Tangan Samuel terurur, mengusap surai panjang gadis cantik itu. "Kamu pasti bisa, Lia!"
Matanya mulai menggenag. Delia melepas genggaman Samuel pada tangan mungilnya. "Sam, kita putus aja ya."
Sesaat, Samuel tertegun. Menatap kekasihnya tak percaya. "Gak, aku gak mau!"
"Sam, umur aku gak lama lagi.."
"Lia, kamu gak boleh pergi, kamu harus selalu disisi aku!"
"Sam, hidup aku gak lama lagi."
"LIA, KAMU GAK BOLEH PERGI!"
Tak menghiraukan bentakan Samuel, Gadis itu berbalik, berlari sekuat tenaganya utuk menjauhi Samuel.
"LIA!"
*****
"Siapa Lia?"
Menoleh. Samuel menatap Aldo yang berdiri disamping ranjang. Aldo sudah memakai seragam sekolah. Samuel beringsut duduk. "Jam berapa?"
Aldo mengambil telponnya dinakas. Menyalakannya, lalu memperlihatkan layar benda pipih itu pada Samuel.
Mata Samuel membulat. "Buset, lo gak bangunin gue?"
Aldo tak menjawab. Samuel melompat dari ranjang, berlari kekamar mandi.
Siapa Lia?
Aldo menatap pintu yang baru dilewati Samuel. Bingung, siapa orang yang disebut-sebut Samuel tadi.
Darel dan Nando selesai sarapan, duduk disofa ruang tengah.
Pandangan Darel tertuju pada Aldo, yang keluar dari kamar. "Mana Samuel?"
Menyandarkan tubuhnya pada punggung sofa. Aldo menatap Darel datar. "Mandi."
__ADS_1
Hah!
Darel dan Nando terperanjat. Tidak seperti biasanya Samuel telat bangun. Diantara mereka Samuel yang paling rajin, selalu disiplin. Tapi hari ini, tumben.
"Ayo berangkat!"
Samuel keluar dari kamar. Penampilannya masih acak-acakan. Ia memang rajin sampai tak mau telat satu detik pun untuk sekolah. Temannya hanya mengikutinya.

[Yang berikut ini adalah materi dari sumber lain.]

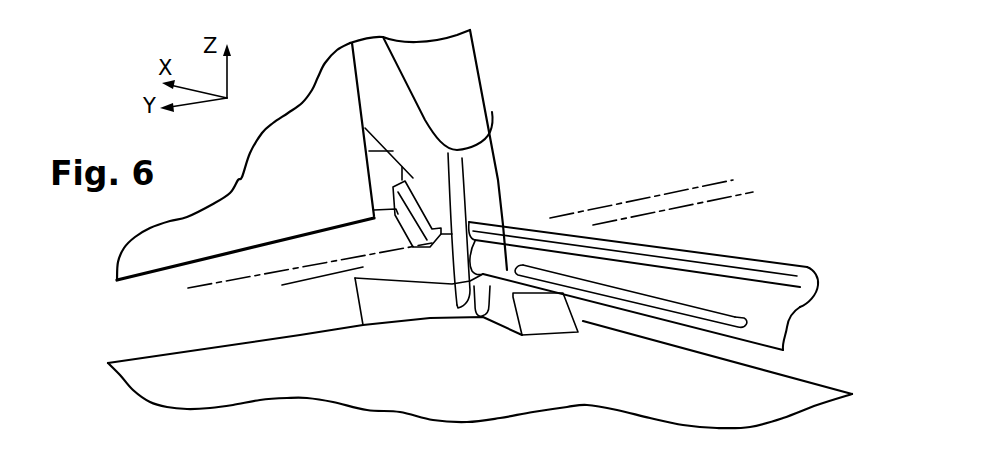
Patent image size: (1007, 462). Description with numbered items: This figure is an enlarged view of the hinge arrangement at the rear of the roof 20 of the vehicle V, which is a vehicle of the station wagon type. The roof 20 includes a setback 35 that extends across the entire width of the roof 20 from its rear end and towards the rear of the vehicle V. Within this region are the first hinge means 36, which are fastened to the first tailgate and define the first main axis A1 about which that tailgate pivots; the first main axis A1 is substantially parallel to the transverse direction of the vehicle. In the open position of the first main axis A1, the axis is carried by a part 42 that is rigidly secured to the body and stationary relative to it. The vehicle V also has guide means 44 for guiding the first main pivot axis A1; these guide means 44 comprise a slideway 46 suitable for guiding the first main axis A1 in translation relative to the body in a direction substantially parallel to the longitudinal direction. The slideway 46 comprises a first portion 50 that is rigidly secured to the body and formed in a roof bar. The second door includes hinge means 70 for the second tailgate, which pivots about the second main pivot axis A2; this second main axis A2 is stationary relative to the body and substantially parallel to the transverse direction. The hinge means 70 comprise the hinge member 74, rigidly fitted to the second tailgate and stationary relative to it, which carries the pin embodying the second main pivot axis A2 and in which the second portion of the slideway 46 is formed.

The roof 20 is at (172, 380).
The setback 35 is at (212, 327).
The first hinge means 36 is at (432, 189).
The part 42 is at (748, 298).
The guide means 44 is at (787, 248).
The slideway 46 is at (703, 295).
The first portion 50 is at (642, 275).
The hinge means 70 is at (662, 242).
The hinge member 74 is at (451, 264).
The first main axis A1 is at (713, 183).
The second main pivot axis A2 is at (322, 280).
The vehicle V is at (102, 401).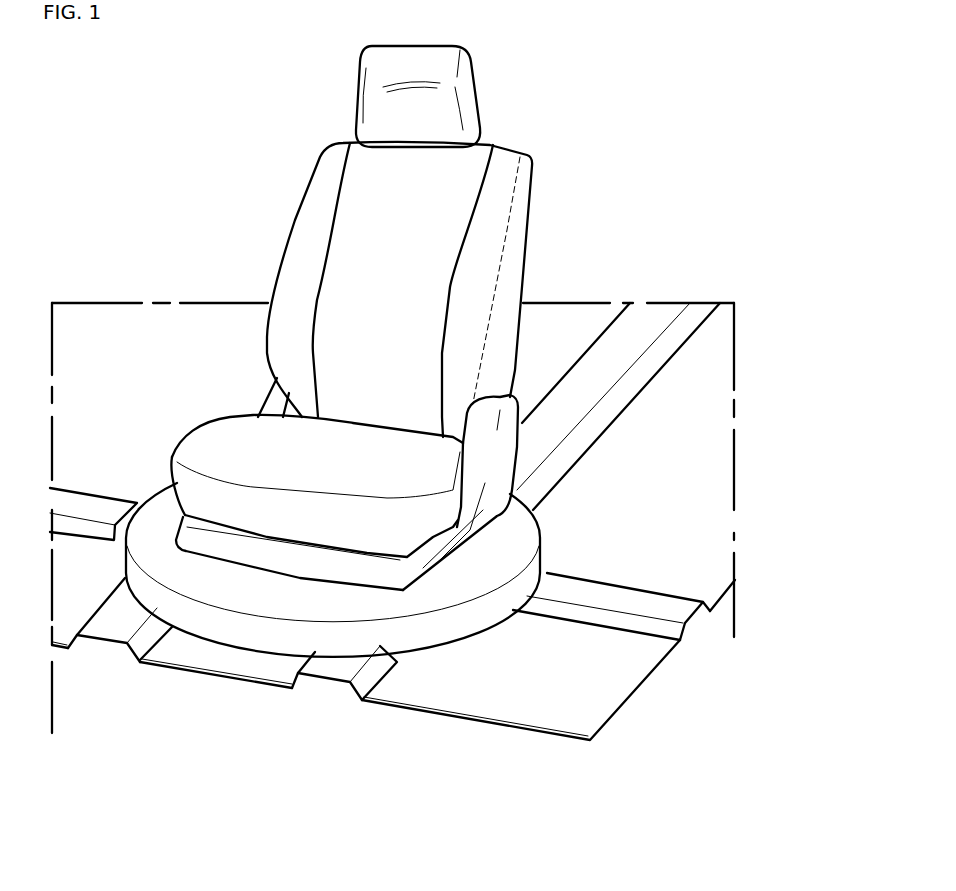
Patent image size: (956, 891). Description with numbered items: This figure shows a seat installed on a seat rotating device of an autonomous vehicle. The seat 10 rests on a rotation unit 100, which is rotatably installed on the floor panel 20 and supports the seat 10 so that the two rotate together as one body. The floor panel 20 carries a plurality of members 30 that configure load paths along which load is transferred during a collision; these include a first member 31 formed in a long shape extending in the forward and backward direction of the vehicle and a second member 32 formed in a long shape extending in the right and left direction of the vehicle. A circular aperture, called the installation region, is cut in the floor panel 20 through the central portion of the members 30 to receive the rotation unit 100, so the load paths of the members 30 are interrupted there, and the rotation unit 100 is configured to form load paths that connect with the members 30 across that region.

The seat 10 is at (517, 212).
The floor panel 20 is at (703, 420).
The member 30 is at (393, 697).
The first member 31 is at (643, 310).
The second member 32 is at (668, 607).
The rotation unit 100 is at (543, 537).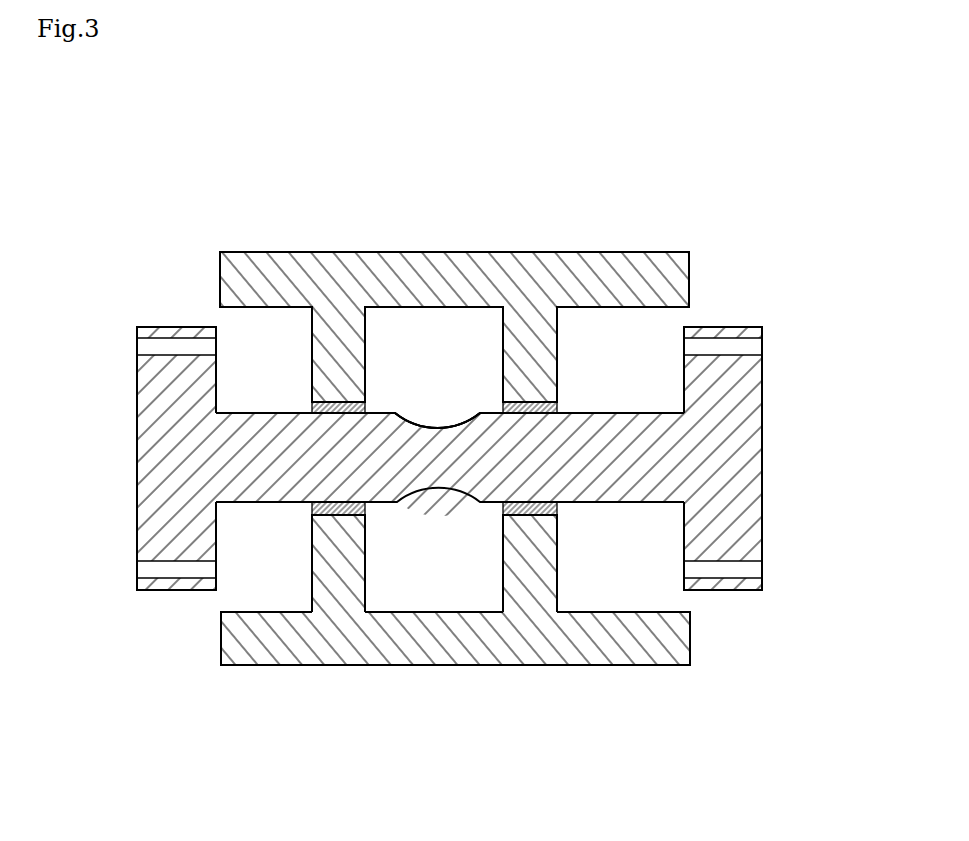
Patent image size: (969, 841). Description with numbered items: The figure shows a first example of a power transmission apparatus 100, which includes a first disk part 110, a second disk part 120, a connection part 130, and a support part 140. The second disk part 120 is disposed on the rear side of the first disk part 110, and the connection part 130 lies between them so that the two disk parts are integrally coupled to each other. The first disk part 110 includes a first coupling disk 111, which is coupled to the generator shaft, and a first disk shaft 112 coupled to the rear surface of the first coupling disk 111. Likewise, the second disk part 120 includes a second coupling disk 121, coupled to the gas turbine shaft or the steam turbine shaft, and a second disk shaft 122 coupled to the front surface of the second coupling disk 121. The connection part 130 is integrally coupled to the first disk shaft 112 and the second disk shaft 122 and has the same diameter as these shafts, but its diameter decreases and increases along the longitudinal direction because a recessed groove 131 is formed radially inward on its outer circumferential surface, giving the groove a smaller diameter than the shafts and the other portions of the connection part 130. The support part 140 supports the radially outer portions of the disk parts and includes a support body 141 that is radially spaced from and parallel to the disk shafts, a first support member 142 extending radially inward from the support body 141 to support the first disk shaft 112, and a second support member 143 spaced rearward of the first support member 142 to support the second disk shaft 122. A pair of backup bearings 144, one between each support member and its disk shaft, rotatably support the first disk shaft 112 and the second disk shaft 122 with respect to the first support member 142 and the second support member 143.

The power transmission apparatus 100 is at (130, 140).
The first disk part 110 is at (217, 545).
The first coupling disk 111 is at (168, 533).
The first disk shaft 112 is at (265, 478).
The second disk part 120 is at (627, 544).
The second coupling disk 121 is at (740, 513).
The second disk shaft 122 is at (630, 467).
The connection part 130 is at (485, 389).
The recessed groove 131 is at (444, 424).
The support part 140 is at (455, 482).
The support body 141 is at (457, 637).
The first support member 142 is at (347, 558).
The second support member 143 is at (537, 557).
The backup bearing 144 is at (330, 402).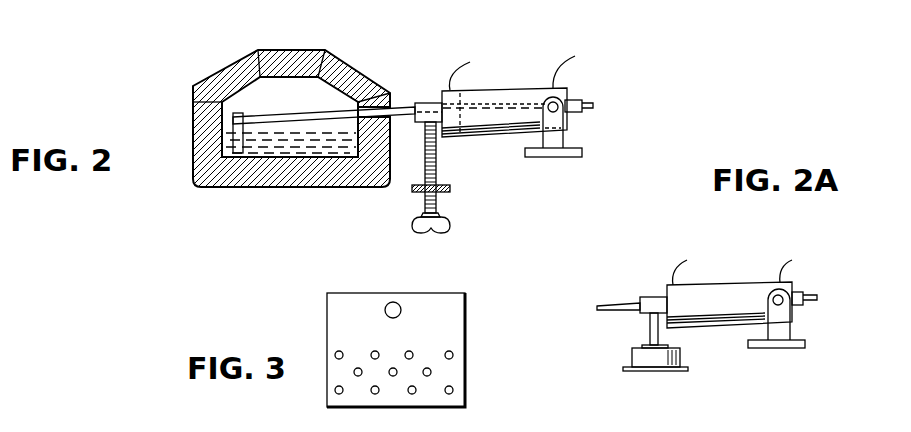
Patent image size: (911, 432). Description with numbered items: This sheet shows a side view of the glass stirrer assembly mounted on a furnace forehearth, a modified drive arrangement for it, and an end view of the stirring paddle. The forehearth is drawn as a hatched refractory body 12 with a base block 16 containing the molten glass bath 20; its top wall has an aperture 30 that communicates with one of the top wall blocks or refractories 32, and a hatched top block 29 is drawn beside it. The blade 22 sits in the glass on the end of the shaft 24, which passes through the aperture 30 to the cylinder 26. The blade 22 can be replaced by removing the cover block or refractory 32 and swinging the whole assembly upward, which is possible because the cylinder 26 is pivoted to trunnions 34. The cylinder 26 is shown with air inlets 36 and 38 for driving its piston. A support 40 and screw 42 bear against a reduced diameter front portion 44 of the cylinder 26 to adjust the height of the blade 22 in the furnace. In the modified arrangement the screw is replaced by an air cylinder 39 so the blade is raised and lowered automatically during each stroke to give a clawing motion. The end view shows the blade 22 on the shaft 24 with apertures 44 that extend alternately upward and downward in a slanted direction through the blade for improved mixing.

In FIG. 2, the furnace wall 12 is at (195, 137).
In FIG. 2, the furnace body / base block 16 is at (265, 176).
In FIG. 2, the molten bath 20 is at (318, 148).
In FIG. 2, the blade 22 is at (233, 140).
In FIG. 3, the blade 22 is at (453, 327).
In FIG. 2A, the shaft 24 is at (622, 302).
In FIG. 3, the shaft 24 is at (393, 302).
In FIG. 2, the cylinder 26 is at (525, 100).
In FIG. 2A, the cylinder 26 is at (723, 292).
In FIG. 2, the top block 29 is at (270, 50).
In FIG. 2, the aperture 30 is at (383, 107).
In FIG. 2, the top wall block 32 is at (347, 70).
In FIG. 2, the trunnions 34 is at (560, 138).
In FIG. 2A, the trunnions 34 is at (778, 330).
In FIG. 2, the air inlet 36 is at (472, 62).
In FIG. 2, the air inlet 38 is at (577, 58).
In FIG. 2A, the air cylinder 39 is at (638, 357).
In FIG. 2, the support 40 is at (448, 190).
In FIG. 2A, the support 40 is at (650, 372).
In FIG. 2, the screw 42 is at (437, 167).
In FIG. 2, the reduced diameter front portion / apertures 44 is at (421, 119).
In FIG. 3, the reduced diameter front portion / apertures 44 is at (452, 388).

Perjalanan dari rumahnya kesekolah, tak memerlukan waktu lama, hanya dua puluh lima menit, biasanya empat sekawan itu sudah sampai. Tapi hari ini perjalanan mereka hanya memakan waktu sembilan belas menit, Samuel memang tidak ingin terlambat, ia melajukan mobilnya dengan kecepatan penuh.

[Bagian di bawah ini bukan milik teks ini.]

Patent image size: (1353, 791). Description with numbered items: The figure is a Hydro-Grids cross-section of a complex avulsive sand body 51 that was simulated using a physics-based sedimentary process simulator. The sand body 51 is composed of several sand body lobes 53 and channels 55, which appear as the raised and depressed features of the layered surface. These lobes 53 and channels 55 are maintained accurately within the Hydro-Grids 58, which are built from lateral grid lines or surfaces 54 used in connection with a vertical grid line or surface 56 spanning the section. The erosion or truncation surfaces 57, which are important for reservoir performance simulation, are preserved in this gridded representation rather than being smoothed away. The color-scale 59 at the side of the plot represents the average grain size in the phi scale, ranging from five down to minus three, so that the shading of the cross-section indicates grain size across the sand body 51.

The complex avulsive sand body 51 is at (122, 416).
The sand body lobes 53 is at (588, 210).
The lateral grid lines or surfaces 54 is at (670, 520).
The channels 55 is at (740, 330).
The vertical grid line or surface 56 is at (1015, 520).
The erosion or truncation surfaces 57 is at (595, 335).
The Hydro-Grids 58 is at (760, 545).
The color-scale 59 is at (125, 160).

Melirik arloji ditangannya. Samuel bernafas lega, ia memiliki waktu enam menit untuk merapikan penampilannya sebelum pelajaran dimulai. "Kalian kekelas duluan aja, gue mau ke toilet sebentar."
Empat cowok itu keluar dari mobil. Samuel langsung berlari kearah toilet.
Darel yang mulai melangkah terhenti. Menoleh ke Nando yang masih diam ditempat. "Lo gak kekelas."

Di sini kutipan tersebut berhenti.